Way back in 1997, an analysis of the first 47 people in Kevorkian's body count - by the Detroit Free Press - estimated that at least 60% of the people who killed themselves with his help weren't terminal at all.

I've discussed a couple of distortions of Kevorkian's real track record on my blog - and that's just from what I've gleaned from the reviews and the HBO site.

I don't suppose you, C&C, etc. want to discuss how easy it is for the public to write off people with MS, spinal cord injury, etc. as "dying?"

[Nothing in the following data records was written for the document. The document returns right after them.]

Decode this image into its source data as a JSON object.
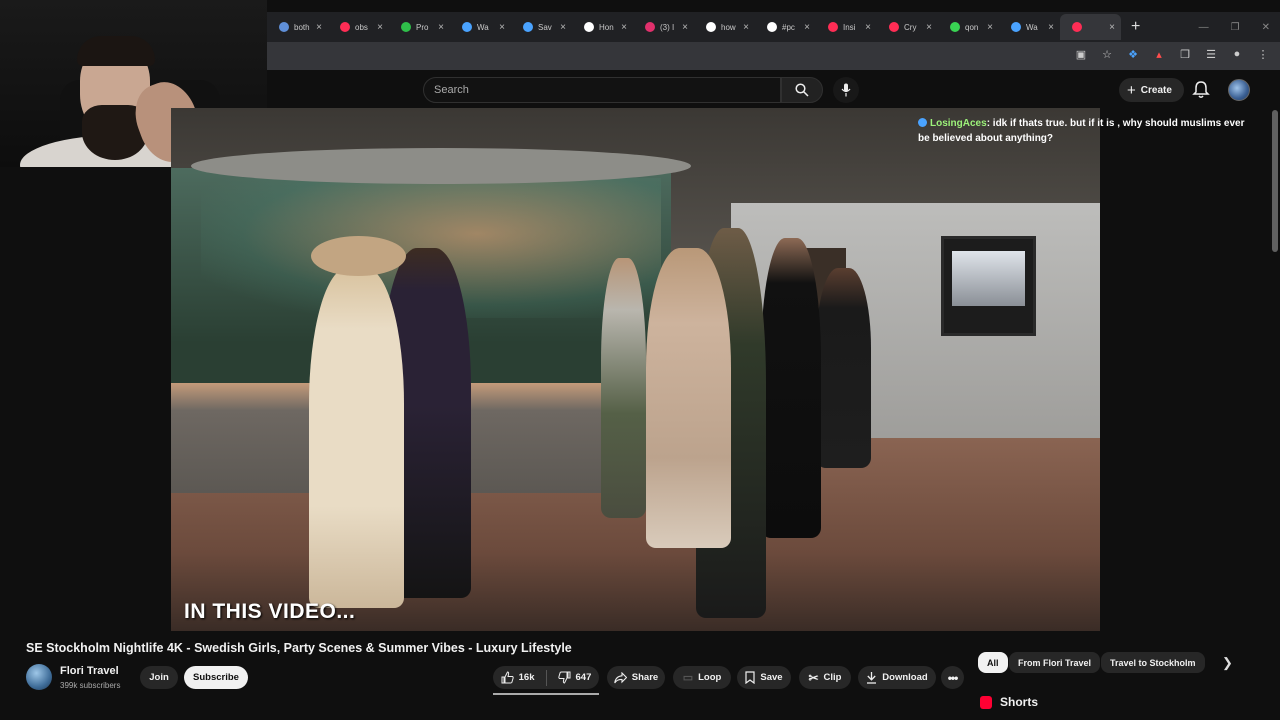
{
  "browser": {
    "tabs": [
      {
        "label": "both",
        "color": "#5f8fd8"
      },
      {
        "label": "obs",
        "color": "#ff2d55"
      },
      {
        "label": "Pro",
        "color": "#2fbf4a"
      },
      {
        "label": "Wa",
        "color": "#4aa3ff"
      },
      {
        "label": "Sav",
        "color": "#4aa3ff"
      },
      {
        "label": "Hon",
        "color": "#ffffff"
      },
      {
        "label": "(3) I",
        "color": "#e1306c"
      },
      {
        "label": "how",
        "color": "#ffffff"
      },
      {
        "label": "#pc",
        "color": "#ffffff"
      },
      {
        "label": "Insi",
        "color": "#ff2d55"
      },
      {
        "label": "Cry",
        "color": "#ff2d55"
      },
      {
        "label": "qon",
        "color": "#39d353"
      },
      {
        "label": "Wa",
        "color": "#4aa3ff"
      },
      {
        "label": "",
        "color": "#ff2d55"
      }
    ],
    "new_tab_symbol": "+"
  },
  "header": {
    "search_placeholder": "Search",
    "create_label": "Create"
  },
  "video": {
    "caption": "IN THIS VIDEO..."
  },
  "chat": {
    "username": "LosingAces",
    "message": ": idk if thats true. but if it is , why should muslims ever be believed about anything?"
  },
  "watch": {
    "title": "SE Stockholm Nightlife 4K - Swedish Girls, Party Scenes & Summer Vibes - Luxury Lifestyle",
    "channel_name": "Flori Travel",
    "subscribers": "399k subscribers",
    "join_label": "Join",
    "subscribe_label": "Subscribe",
    "likes": "16k",
    "dislikes": "647",
    "share_label": "Share",
    "loop_label": "Loop",
    "save_label": "Save",
    "clip_label": "Clip",
    "download_label": "Download"
  },
  "chips": {
    "all": "All",
    "from_channel": "From Flori Travel",
    "travel": "Travel to Stockholm"
  },
  "shorts_label": "Shorts",
  "colors": {
    "background": "#0f0f0f",
    "accent_red": "#ff0033",
    "chat_username": "#9cf27a"
  }
}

April 22, 2010 at 1:39 PM  
Blogger Ann Neumann said...

Hi Stephen,

Thanks so much for stopping by. I absolutely agree that the conflation of disability and terminal diagnosis should not be.

So if you're game, as I am, let's have that discussion right here and right now. I suggest we -- me and you, and anyone else interested in weighing in -- host a conversation regarding just that. We co-post and co-host on our sites and we work, as we should, to tear away at the walls of misunderstanding that surround disability and assisted suicide.

Ever see the "dialogue" that Barry Lynn and Jay Sekulow are having at Beliefnet? http://blog.beliefnet.com/lynnvsekulow/2010/04/judge-crabbs-right-youre-wrong.html

Let's use the same format -- letters back and forth -- to ask questions, make comments, but ours will be a mutual investigation, with the joint objective of sussing out the areas in which assisted suicide and disability touch, overlap, pervert, distort, confuse, aid, complicate, enlighten and clarify patients' rights.

This is not an antagonistic challenge but a sincere desire for increased and dedicated dialogue. What do you say?